Better Call Saul 1.04: Hero
When we met Saul back in season two of Breaking Bad, he was introduced as a ‘criminal lawyer’ – a sleazy, corrupt attorney fully comfortable with his dabblings into the criminal underworld – but the Jimmy McGill we’ve seen thus far has been a fairly moral person, more inclined to do the right thing rather than the thing that will bring him the most money. But how long can Jimmy stay Jimmy, before he gets pulled under into the world of criminality and corruption?
This week’s episode, Hero, began with a fun flashback showing Jimmy back in his conman ‘Slippin’ Jimmy’ days, stealing money from a dumb local crook in a very clever con – and the idea of Slippin’ Jimmy resonated throughout the episode, as Jimmy began to slip back into his old conman ways.
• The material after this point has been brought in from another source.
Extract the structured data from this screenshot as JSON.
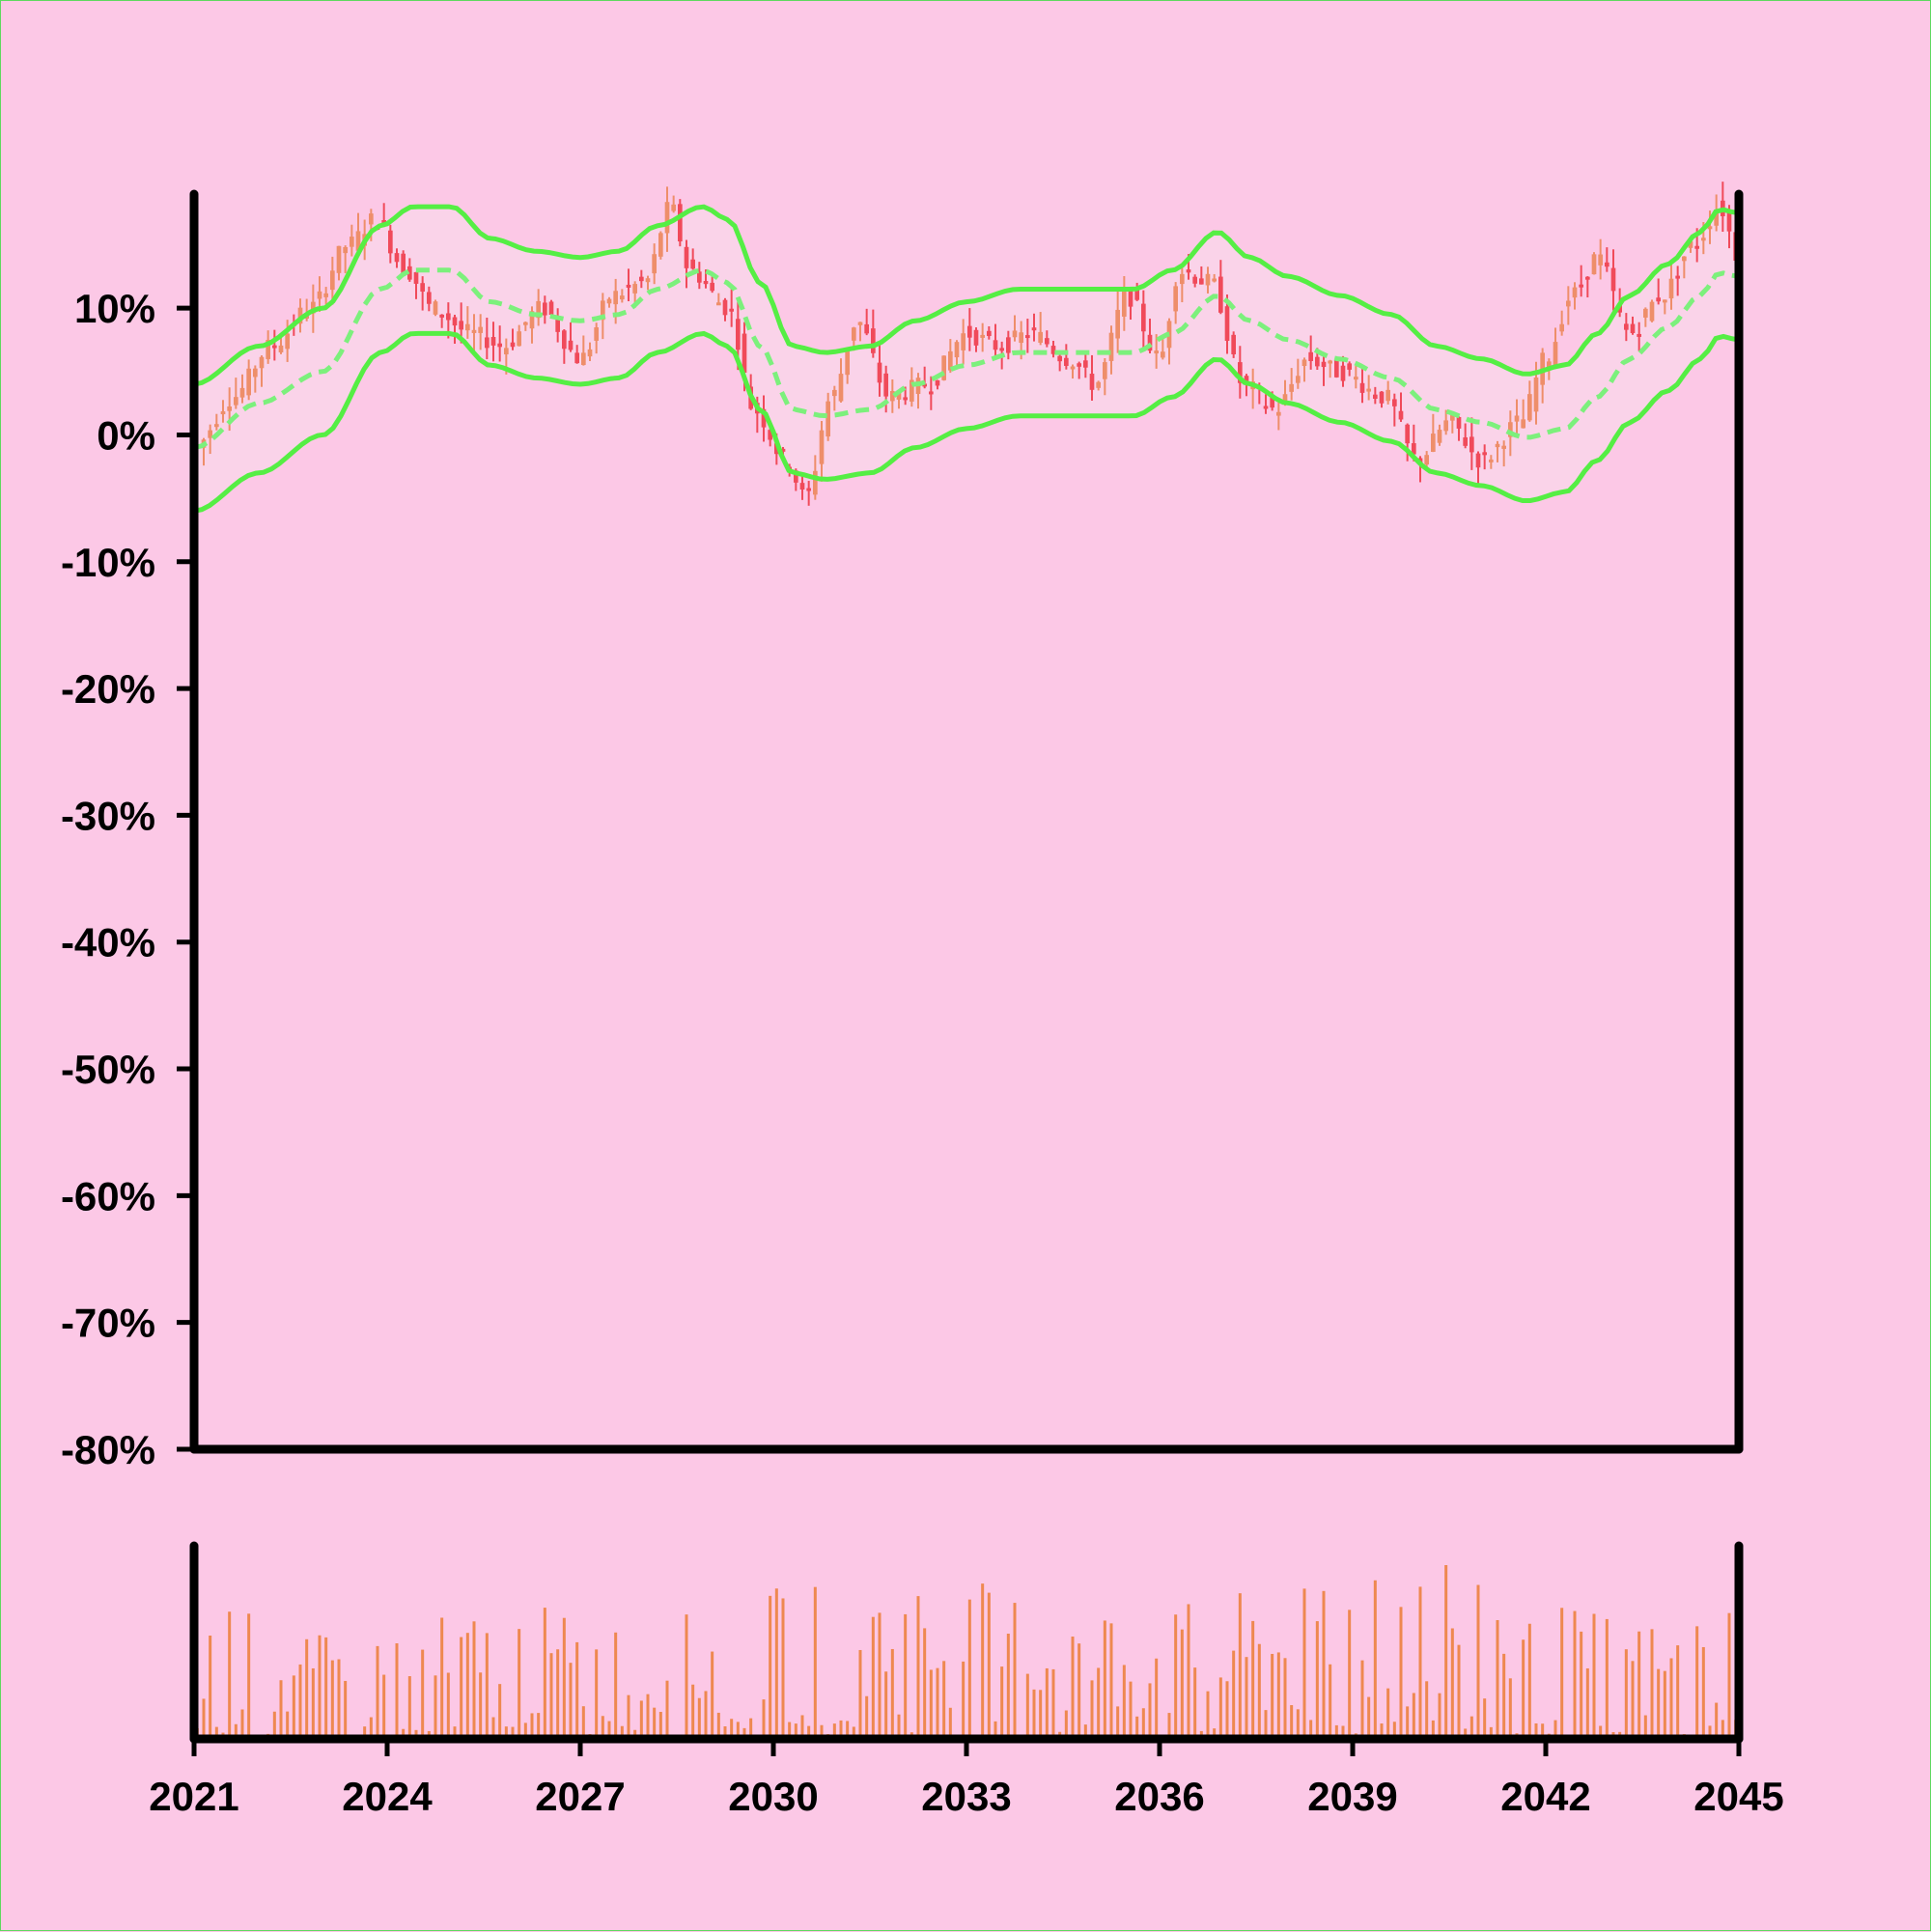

If that sounds a little introspective and grim to you, Better Call Saul is here to subvert that – Hero was the funniest episode yet, with Jimmy’s attempts to one-up his former employer Hamlin genuinely funny in their seeming pettiness, and his ‘creative accounting’ to justify his sudden influx of cash (read, bribe) showing a light-hearted but subtly dark look at Jimmy’s more amoral side emerging. This lightness of touch kept the episode entertaining and breezy despite the lack of action – if the previous episodes could occasionally feel a tad stodgy at points, Hero avoids that problem and keeps the entertainment factor up from start to finish.
Likewise, the renewed focus on Jimmy as an underdog fighting against ‘the man’ is a smart move, allowing viewers to root for him despite his beginning slide into moral muddiness by pitting him against a far larger villain in something of a David v Goliath story. The central con involving a billboard and a convenient rescue from Jimmy was an example of how this new focus works rather well – Jimmy has very little at his disposal, and must rely solely on his wits to climb up the ladder of the legal world. When he counts out his small pile of cash and says ‘On this rock, I will build my church’, it’s clear that Jimmy’s road to becoming Saul Goodman, criminal lawyer won’t be an easy one – but thankfully for the viewers, a difficult journey fraught with difficulties and battles against those larger than Jimmy is an awful lot of fun to watch.
In addition to this, we had a great stylized sequence to set up some intriguing conflict later on down the line – as Jimmy’s ill brother Chuck makes a rare and terrifying journey outside to recover a paper exalting Jimmy’s ‘heroics’ with the billboard. It’s a terrifically directed sequence, allowing the viewer to peek into Chuck’s very different point of view in a sequence that’s both faintly amusing (a shot of a neighbour looking in on confusion at the bizarre image of Chuck scampering back to his house covered in his foil ‘space blanket’) and utterly disorientating (the shaking, juddering camerawork and the buzzing of the power lines) – a visually striking highlight, it’s the sort of well-directed sequence that Breaking Bad was famous for.
Hero saw Jimmy embrace his identity as ‘the kind of lawyer guilty people hire’ – a major step in the evolution we’ll see unfold throughout this series – and while seeing Jimmy as a more morally righteous and down-on-his-luck individual in the first couple of episodes was interesting, his change this episode into a slightly seedier lawyer getting by on his wits is most welcome. Whatever happens next, this reviewer can’t wait for more.